[Review] Dumb And Dumber: Original Motion Picture Soundtrack (1994)

Forty minutes of Jeff Bridges’ looped farting would have been the higher road.

Kronomyth 2.5: Making plans for NyQuil.

Dumb And Dumber was a stupid movie that got the soundtrack it deserved. Not that I have any sympathy for soundtracks; they’re nothing but after-market product ninety-nine percent of the time. This soundtrack was unusual in that it was released before the film, but such was the cachet of Jim Carrey in 1994 that an album simply bearing his likeness was likely to sell.

The soundtrack generated a handful of singles and very nearly launched the careers of Deadeye Dick and Willi One Blood, both of whom enjoyed national exposure as a result of their contributions to the soundtrack. (In fairness, Deadeye Dick had already enjoyed a local breakout in Louisiana with “New Age Girl” before it was picked up for the soundtrack.) Echobelly also got some much-needed US exposure with their song, “Insomniac,” leading into their first U.S. tour. And, of course, there was the failed launch of Ellen Reid as a solo artist, sort of, on Crash Test Dummies’ unforgivably timid cover of XTC’s “The Ballad of Peter Pumpkinhead,” which is what brought me here in the first place.

Music in the mid-nineties was garbage, except for Garbage and a handful of bands who managed to emerge from the MTV music machine with their dignity intact. Rock and roll had been smoothed over to the point that its soul had been squeezed out. “If You Don’t Love Me,” “Too Much of a Good Thing,” “Crash,” “Take” and “Where I Find My Heaven” are likeable enough, and that’s exactly their problem. You get the sense that bands in the 90s were part of some unholy assembly line where a good hook, a dash of personality and the specter of menace/pain were put into the mouths of detachable heads. Maybe it has always been this way with popular music.

Although I didn’t like the movie, I wanted to like the soundtrack, and I really wanted to like the Dummies’ take on XTC. But it’s just a waste of four minutes. The video is even worse, completely ignoring the song’s JFK overtones for a shameless movie plug, with Reid thrust into the fore, clothed at the cutting edge of whatever fueled the fashion of Friends. Apparently, the song was already part of the Dummies’ live show, which is where producer Ron Fair first heard it, and the rest (as they say) is herstory. One can only imagine it sounds better live.
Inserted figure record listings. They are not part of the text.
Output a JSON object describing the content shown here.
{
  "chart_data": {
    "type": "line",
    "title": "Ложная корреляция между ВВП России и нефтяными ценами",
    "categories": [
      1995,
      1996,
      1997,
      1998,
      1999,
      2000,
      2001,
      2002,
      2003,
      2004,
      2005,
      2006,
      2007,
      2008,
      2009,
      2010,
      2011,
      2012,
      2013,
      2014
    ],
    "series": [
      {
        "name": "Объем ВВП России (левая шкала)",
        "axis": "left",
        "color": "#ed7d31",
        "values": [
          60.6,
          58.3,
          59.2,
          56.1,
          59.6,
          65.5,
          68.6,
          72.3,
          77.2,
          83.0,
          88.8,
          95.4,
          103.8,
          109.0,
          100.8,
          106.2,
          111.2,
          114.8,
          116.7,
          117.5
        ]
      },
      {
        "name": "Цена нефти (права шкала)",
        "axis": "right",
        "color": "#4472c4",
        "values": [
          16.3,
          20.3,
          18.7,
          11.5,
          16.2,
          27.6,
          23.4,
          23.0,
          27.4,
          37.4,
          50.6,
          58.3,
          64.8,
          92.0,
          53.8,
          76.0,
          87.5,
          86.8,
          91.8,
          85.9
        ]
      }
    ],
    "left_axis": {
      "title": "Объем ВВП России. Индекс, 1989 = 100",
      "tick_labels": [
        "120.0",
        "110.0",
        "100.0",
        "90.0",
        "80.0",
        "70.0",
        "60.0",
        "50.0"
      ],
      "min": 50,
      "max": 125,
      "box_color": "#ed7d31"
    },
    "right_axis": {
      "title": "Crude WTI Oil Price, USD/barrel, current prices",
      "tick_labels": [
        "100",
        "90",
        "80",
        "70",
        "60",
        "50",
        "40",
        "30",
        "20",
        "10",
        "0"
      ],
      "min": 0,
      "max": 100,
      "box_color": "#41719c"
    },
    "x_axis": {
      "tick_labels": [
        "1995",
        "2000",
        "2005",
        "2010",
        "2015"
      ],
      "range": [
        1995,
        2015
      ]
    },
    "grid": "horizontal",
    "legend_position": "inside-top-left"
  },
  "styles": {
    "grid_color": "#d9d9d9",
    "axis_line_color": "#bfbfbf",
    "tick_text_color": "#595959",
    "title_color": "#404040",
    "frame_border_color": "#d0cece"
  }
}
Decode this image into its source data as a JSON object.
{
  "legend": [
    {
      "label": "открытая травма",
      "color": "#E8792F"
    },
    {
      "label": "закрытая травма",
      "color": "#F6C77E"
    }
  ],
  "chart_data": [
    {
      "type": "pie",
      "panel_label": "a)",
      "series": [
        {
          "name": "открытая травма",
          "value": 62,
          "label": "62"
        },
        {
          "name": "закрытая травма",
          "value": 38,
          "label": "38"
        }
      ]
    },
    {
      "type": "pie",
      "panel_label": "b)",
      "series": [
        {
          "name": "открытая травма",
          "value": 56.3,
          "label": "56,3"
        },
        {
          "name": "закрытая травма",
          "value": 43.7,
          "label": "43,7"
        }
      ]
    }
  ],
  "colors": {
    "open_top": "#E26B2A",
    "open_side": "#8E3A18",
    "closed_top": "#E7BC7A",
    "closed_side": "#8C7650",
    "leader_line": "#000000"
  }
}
There are a few redeeming spots on the soundtrack: Butthole Surfers’ choppy version of Donovan’s “Hurdy Gurdy Man” (first released in 1990) is silly and spooky, while Hot Chocolate’s “You Sexy Thing” is predictably de-lovely and delicious in the hands of Deee-Lite. There’s also something strangely satisfying about hearing Smokey Robinson sung by Scotsmen (The Proclaimers’ version of “Get Ready”). No such love, however, for songs by The Lupins (“dickless Jane’s Addiction,” I wrote) and Green Jellÿ (“cuddly Gwar”). You’d have to be dumb to buy the compact disc, but even dumber to shell out for the audiophile double elpee.

The Songs

A1. Crash Test Dummies (Featuring Ellen Reid): The Ballad of Peter Pumpkinhead (Andy Partridge) (3:46)
A2. Deadeye Dick: New Age Girl (Caleb Guillotte) (3:28)
A3. Echobelly: Insomniac (Sonya Madan/Glenn Johansson) (3:46)
A4. Pete Droge: If You Don’t Love Me (I’ll Kill Myself) (Pete Droge) (3:33)
B1. The Primitives: Crash – The ’95 Mix (Paul J. Court/Stephen Dullaghan/Tracy Spencer) (3:14)
B2. Willi One Blood: Whiney, Whiney (What Really Drives Me Crazy) (Willi One Blood/David Raimer/Henry Mancini/Ray Davies) (3:36)
B3. Gigolo Aunts: Where I Find My Heaven (Paul Brouwer/Dave Gibbs/Steve Hurley/Phil Hurley) (3:25)
B4. Butthole Surfers: Hurdy Gurdy Man (Donovan) (3:57)
C1. The Sons (Featuring Bret Reilly): Too Much of a Good Thing (Bret Reilly) (5:15)
C2. Green Jelly: The Bear Song (Green Jelly) (2:41)
C3. The Lupins: Take (Lance Tawzer/Stoley) (3:01)
C4. Deee-Lite: You Sexy Thing (Errol Brown/Anthony Wilson) (4:07)
C5. The Proclaimers: Get Ready (William “Smokey” Robinson) (3:02)

The Players

Soundtrack executive producer: Ron Fair. Music supervisor: Dawn Soler.

The Plastic

Released on compact disc and cassette on November 22, 1994 in the US and Europe (RCA, 66523-2/4). Reached #62 on the US charts.

  1. Re-issued on limited edition 180g red or white vinyl 2LP in 2014 in the US (RCA, 66381).